Ely Cathedral sits atop a marshy island at a dizzying 26 metres above sea level. But this cathedral is far from bog standard.
The town was a religious settlement long before its cathedral was built. In 673 an old lady called Ethel(dreda), committed to a chaste life (much to her husband’s displeasure), founded a monastery in the town. Alas, Ethel’s good work was undone by rampaging Vikings in eight hundred and something. Although a Benedictine monastery was thrown up in the late 10th century it wasn’t until Norman the Builder turned up in Ely around 1090 that folk started thinking on a grander scale.
A strong man with a predilection for robustness and symmetry in his work, Norman set about building what would become one of England’s most striking examples of the Romanesque architectural style.
I consider the magnificent nave at Ely his greatest achievement. The aisle of the cathedral extends through three storeys of semi-circular arches in order to support the weight of its roof. The columns of the first row of arches are six-foot wide. Norman’s nave has a stentorian sturdiness; a humbling vastness. Standing where it meets the crossing, beneath Ely’s Gothic lantern, and looking back towards the west front at the receding perspective of his architectural equipoise, it can look as if the space is as tall as it is long.
Now, that bog I mentioned earlier, I’ll get to it shortly, but first let’s fast-forward a couple of hundred years to 1321. Norman has popped his clogs, leaving quite a legacy. However, fashions change and Norm’s descendants have become Goths. They have started pointing their arches, ribbing their vaults and flying their buttresses. As we join them they’ve just completed a rather exuberant ‘extension’ to the north side of the cathedral called ‘the Lady Chapel’, commissioned to do so by Ely sacrist Alan of Walsingham.

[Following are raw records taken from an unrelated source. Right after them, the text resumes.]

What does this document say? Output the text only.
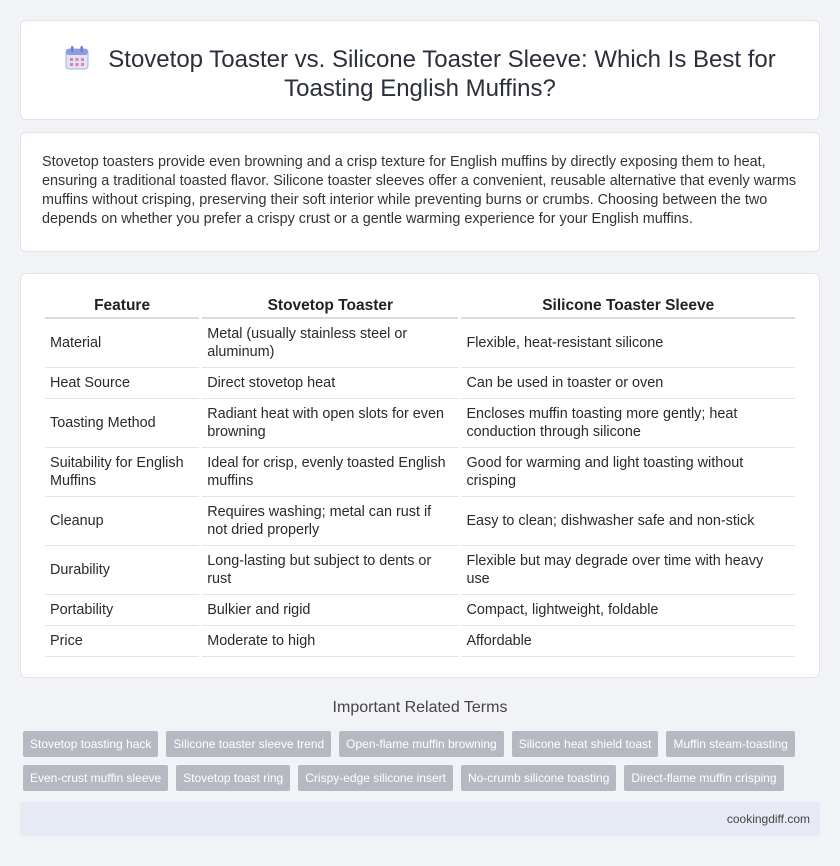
Stovetop Toaster vs. Silicone Toaster Sleeve: Which Is Best for Toasting English Muffins?

Stovetop toasters provide even browning and a crisp texture for English muffins by directly exposing them to heat, ensuring a traditional toasted flavor. Silicone toaster sleeves offer a convenient, reusable alternative that evenly warms muffins without crisping, preserving their soft interior while preventing burns or crumbs. Choosing between the two depends on whether you prefer a crispy crust or a gentle warming experience for your English muffins.

Feature	Stovetop Toaster	Silicone Toaster Sleeve
Material	Metal (usually stainless steel or aluminum)	Flexible, heat-resistant silicone
Heat Source	Direct stovetop heat	Can be used in toaster or oven
Toasting Method	Radiant heat with open slots for even browning	Encloses muffin toasting more gently; heat conduction through silicone
Suitability for English Muffins	Ideal for crisp, evenly toasted English muffins	Good for warming and light toasting without crisping
Cleanup	Requires washing; metal can rust if not dried properly	Easy to clean; dishwasher safe and non-stick
Durability	Long-lasting but subject to dents or rust	Flexible but may degrade over time with heavy use
Portability	Bulkier and rigid	Compact, lightweight, foldable
Price	Moderate to high	Affordable
Important Related Terms
Stovetop toasting hack	Silicone toaster sleeve trend	Open-flame muffin browning	Silicone heat shield toast	Muffin steam-toasting
Even-crust muffin sleeve	Stovetop toast ring	Crispy-edge silicone insert	No-crumb silicone toasting	Direct-flame muffin crisping
cookingdiff.com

But then 1322 rolls around and, disaster! The builders who put the extension in must have dug beneath the water level. As a result the crossing tower has collapsed! There’s a big hole in the middle of the cathedral.
What follows is one of the great architectural success stories of the medieval age. Faced with a cavernous lacuna above where the altar and choir used to be – not to mention grappling with what this meant in theological terms – Alan and his Goth builders, led by a Mr. Bill Hurley (later employed by the King as it happens), covered the void by erecting an ingenious octagonal structure sitting atop the eight remaining Norman stone columns. The ‘lantern tower’ consisted of eight solid oak tree trunks sitting vertically atop each of Norman’s columns and held in place by a set of interconnecting horizontal and diagonal timbers (more akin to enormous railway sleepers). This wooden structure was then further reinforced with lead. Should you stand beneath the lantern at Ely, bear in mind that there is 200 tons of oak and the same of lead suspended above you – a hymn to the ingenuity of Norman’s Gothic sons.
I usually visit Ely Cathedral twice a month, often to sit in the nave and listen in on choral evensong on a Sunday afternoon. For me it is a humbling space that inspires a kind of regular recalibration. A human space, too, for captured in its fabric are its own vicissitudes; its own tales of mutability. Whilst Ely reminds me of my relative insignificance in Whoever’s grand plan it also assures me that great things are possible.